Darkness is my attempt at a biocentric reading of Joseph Conrad’s Heart of Darkness (first published in 1899), a re-working in which all traces of “the human” are erased. By “whiting out” man and grammatically foregrounding “nature,” the project aims to activate the backdrop or scenery upon which this story of colonial horror unfolds, and in so doing to attend to the latent narratives of any organic, non-human remains.
Once the procedure was set in motion, I realized Darkness was also the process of turning a story into a picture. With human action stripped away, I was left with mostly adjectives and nouns; the text reduced to visual description. I attempted to link the remaining bits of action to the landscape, to force an organic narrative. What happens then when the human actors are removed, when the scenery itself is left to act? I found that “page nature” is stubbornly ornamental; “white faced he rose quickly” became simply, “white rose.”

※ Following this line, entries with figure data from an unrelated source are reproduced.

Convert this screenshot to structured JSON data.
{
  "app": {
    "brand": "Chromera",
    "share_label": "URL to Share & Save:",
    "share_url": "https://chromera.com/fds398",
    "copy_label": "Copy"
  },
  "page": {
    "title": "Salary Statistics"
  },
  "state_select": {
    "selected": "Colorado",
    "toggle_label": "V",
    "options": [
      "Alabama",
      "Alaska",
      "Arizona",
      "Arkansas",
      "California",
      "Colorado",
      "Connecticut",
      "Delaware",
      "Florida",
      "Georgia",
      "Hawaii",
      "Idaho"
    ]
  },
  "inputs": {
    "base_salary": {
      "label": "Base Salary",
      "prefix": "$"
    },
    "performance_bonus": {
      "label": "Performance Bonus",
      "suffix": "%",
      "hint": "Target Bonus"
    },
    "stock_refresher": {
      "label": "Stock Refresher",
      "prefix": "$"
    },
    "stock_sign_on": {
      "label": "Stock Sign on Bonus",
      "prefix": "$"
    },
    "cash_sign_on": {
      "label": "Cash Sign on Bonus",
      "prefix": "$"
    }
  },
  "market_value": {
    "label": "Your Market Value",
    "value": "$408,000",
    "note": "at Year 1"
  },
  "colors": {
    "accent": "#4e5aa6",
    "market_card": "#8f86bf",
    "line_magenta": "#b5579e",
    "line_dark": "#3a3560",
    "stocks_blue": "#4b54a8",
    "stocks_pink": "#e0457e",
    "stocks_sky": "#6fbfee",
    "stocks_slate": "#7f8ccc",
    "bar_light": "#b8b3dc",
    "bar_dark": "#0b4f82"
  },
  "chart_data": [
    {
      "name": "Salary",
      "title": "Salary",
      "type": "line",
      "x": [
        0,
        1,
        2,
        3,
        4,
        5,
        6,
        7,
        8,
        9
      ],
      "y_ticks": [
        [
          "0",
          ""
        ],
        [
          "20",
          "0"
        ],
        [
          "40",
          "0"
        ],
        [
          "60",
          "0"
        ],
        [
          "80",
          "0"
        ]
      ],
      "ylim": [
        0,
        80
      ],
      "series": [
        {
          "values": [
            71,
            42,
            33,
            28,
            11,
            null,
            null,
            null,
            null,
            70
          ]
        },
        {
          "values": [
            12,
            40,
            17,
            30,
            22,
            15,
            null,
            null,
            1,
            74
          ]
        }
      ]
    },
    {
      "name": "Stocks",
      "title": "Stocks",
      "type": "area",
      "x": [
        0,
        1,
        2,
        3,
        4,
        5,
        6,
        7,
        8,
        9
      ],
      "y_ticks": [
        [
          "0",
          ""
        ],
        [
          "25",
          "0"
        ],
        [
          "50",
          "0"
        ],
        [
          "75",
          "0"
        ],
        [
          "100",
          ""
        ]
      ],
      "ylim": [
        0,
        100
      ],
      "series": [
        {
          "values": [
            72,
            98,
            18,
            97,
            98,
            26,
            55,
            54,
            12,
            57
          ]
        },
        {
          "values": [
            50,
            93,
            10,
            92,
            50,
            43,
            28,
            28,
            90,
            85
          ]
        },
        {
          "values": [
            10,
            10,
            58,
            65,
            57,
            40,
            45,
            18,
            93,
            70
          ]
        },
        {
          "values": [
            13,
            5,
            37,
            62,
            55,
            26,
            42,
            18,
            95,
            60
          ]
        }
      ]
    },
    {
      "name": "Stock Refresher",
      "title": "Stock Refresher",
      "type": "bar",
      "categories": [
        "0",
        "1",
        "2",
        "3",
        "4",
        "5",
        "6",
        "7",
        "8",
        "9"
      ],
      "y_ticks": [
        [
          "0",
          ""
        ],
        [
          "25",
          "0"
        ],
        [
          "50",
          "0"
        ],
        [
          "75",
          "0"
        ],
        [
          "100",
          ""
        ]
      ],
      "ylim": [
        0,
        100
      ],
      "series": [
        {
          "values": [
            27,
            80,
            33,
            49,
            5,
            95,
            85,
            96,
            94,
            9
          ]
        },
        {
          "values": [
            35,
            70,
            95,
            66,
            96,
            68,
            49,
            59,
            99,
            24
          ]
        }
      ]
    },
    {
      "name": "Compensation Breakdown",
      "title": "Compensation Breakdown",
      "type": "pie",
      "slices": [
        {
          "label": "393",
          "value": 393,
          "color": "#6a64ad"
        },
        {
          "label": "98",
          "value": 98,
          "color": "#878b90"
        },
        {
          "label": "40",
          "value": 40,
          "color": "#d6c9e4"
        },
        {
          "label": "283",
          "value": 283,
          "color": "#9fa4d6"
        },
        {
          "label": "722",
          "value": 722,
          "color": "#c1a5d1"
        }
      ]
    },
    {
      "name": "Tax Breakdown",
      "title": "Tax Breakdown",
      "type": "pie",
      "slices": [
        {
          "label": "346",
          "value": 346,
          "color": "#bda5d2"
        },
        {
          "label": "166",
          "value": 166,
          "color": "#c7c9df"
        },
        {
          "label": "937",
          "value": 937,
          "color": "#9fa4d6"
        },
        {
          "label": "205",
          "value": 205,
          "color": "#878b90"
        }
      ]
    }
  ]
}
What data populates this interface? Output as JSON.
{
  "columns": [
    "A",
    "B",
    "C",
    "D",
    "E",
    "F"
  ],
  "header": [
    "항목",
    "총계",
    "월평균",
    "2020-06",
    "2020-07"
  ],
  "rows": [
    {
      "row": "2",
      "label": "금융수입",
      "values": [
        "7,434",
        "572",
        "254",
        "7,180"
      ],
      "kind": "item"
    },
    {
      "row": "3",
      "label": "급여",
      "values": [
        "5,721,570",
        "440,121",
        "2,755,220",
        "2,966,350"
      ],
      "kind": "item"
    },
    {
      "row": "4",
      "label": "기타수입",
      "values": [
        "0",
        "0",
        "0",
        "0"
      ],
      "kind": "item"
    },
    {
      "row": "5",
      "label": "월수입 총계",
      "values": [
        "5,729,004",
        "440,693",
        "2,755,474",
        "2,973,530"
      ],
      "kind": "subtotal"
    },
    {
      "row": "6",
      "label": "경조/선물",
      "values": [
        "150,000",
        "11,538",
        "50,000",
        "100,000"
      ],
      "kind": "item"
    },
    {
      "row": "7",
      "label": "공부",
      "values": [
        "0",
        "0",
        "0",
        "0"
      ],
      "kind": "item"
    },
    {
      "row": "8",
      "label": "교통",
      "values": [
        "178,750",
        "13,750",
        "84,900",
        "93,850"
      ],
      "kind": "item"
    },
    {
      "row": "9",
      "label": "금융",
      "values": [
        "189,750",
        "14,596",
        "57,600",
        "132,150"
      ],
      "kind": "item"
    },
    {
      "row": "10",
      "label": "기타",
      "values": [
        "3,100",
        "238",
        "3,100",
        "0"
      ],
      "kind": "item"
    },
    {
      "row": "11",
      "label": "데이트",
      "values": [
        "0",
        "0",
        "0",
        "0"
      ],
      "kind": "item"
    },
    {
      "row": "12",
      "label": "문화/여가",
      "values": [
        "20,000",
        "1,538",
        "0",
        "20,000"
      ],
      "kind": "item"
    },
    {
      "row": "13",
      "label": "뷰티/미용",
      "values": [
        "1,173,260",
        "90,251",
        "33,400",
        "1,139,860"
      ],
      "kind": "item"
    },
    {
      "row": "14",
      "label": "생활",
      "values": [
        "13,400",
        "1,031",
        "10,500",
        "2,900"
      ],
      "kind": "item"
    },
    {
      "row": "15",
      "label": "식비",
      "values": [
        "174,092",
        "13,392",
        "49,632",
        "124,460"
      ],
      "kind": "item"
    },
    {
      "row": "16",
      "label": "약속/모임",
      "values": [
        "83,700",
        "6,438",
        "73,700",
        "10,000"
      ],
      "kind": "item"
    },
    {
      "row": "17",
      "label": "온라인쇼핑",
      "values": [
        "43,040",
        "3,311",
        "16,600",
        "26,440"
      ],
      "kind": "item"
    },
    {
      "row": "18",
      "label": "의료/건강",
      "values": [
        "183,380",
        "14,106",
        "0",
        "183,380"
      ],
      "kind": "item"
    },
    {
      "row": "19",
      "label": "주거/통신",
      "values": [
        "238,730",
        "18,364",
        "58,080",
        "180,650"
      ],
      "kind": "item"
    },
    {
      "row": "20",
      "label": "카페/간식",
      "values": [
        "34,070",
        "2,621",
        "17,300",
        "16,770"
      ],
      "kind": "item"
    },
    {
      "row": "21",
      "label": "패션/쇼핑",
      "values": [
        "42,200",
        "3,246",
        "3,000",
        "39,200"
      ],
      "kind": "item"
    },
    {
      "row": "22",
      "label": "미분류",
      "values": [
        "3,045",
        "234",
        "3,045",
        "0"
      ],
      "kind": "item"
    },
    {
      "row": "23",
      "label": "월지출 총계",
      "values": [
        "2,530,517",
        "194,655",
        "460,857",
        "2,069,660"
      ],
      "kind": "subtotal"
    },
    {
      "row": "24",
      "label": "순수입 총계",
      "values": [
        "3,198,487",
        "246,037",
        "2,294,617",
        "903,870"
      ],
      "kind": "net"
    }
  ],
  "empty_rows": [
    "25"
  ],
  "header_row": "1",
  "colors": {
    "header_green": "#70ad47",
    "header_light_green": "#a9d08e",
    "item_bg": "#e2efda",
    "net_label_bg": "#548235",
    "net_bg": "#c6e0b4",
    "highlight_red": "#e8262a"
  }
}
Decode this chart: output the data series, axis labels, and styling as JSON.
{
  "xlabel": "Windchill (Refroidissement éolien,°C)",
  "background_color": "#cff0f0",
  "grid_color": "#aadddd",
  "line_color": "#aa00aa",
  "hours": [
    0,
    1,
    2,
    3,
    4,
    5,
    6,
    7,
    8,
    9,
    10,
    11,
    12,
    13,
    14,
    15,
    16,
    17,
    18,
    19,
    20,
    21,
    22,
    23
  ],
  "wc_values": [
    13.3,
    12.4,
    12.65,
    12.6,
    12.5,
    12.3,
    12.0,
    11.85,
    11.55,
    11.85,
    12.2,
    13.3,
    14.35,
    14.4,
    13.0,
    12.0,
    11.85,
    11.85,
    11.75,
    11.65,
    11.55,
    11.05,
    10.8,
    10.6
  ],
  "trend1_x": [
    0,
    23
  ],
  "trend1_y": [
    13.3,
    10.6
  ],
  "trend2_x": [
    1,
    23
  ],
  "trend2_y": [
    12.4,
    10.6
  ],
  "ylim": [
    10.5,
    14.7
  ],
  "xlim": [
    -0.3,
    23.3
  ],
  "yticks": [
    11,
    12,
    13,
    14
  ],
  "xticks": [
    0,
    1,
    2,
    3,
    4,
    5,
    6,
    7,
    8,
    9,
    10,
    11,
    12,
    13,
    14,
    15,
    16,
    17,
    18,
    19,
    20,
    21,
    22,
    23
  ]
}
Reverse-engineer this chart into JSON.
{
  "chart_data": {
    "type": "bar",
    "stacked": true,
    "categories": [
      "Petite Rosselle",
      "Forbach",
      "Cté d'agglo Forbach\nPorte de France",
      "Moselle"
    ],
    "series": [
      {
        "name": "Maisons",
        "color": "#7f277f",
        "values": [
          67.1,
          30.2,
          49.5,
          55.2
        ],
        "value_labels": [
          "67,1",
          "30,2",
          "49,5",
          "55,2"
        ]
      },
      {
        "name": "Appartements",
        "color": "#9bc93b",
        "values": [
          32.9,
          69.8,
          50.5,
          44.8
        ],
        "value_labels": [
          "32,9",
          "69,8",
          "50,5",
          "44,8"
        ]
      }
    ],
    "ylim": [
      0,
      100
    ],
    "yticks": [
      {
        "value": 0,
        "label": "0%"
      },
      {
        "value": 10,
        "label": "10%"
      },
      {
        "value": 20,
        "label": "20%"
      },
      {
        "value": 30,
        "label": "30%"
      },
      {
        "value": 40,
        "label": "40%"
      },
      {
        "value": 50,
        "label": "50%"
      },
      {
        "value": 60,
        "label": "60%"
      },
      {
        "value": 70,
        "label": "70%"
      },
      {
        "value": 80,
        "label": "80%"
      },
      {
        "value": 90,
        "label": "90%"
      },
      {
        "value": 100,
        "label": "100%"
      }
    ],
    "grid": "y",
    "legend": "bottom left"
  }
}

In an effort to disrupt the “portrait” orientation of the page, these pieces (culled from the Signet Classic) are hung as a tetraptych, suggesting a “landscape” reading of the work. In this way the remaining words endeavor to exceed the frame of the page, inviting the viewer/reader to participate in the theater of the biocentric text. The project’s failure to fulfill its promise of an articulated, pre-human wilderness is precisely its point; there is no other, and no Eden without Eve, only an endlessly precarious entanglement.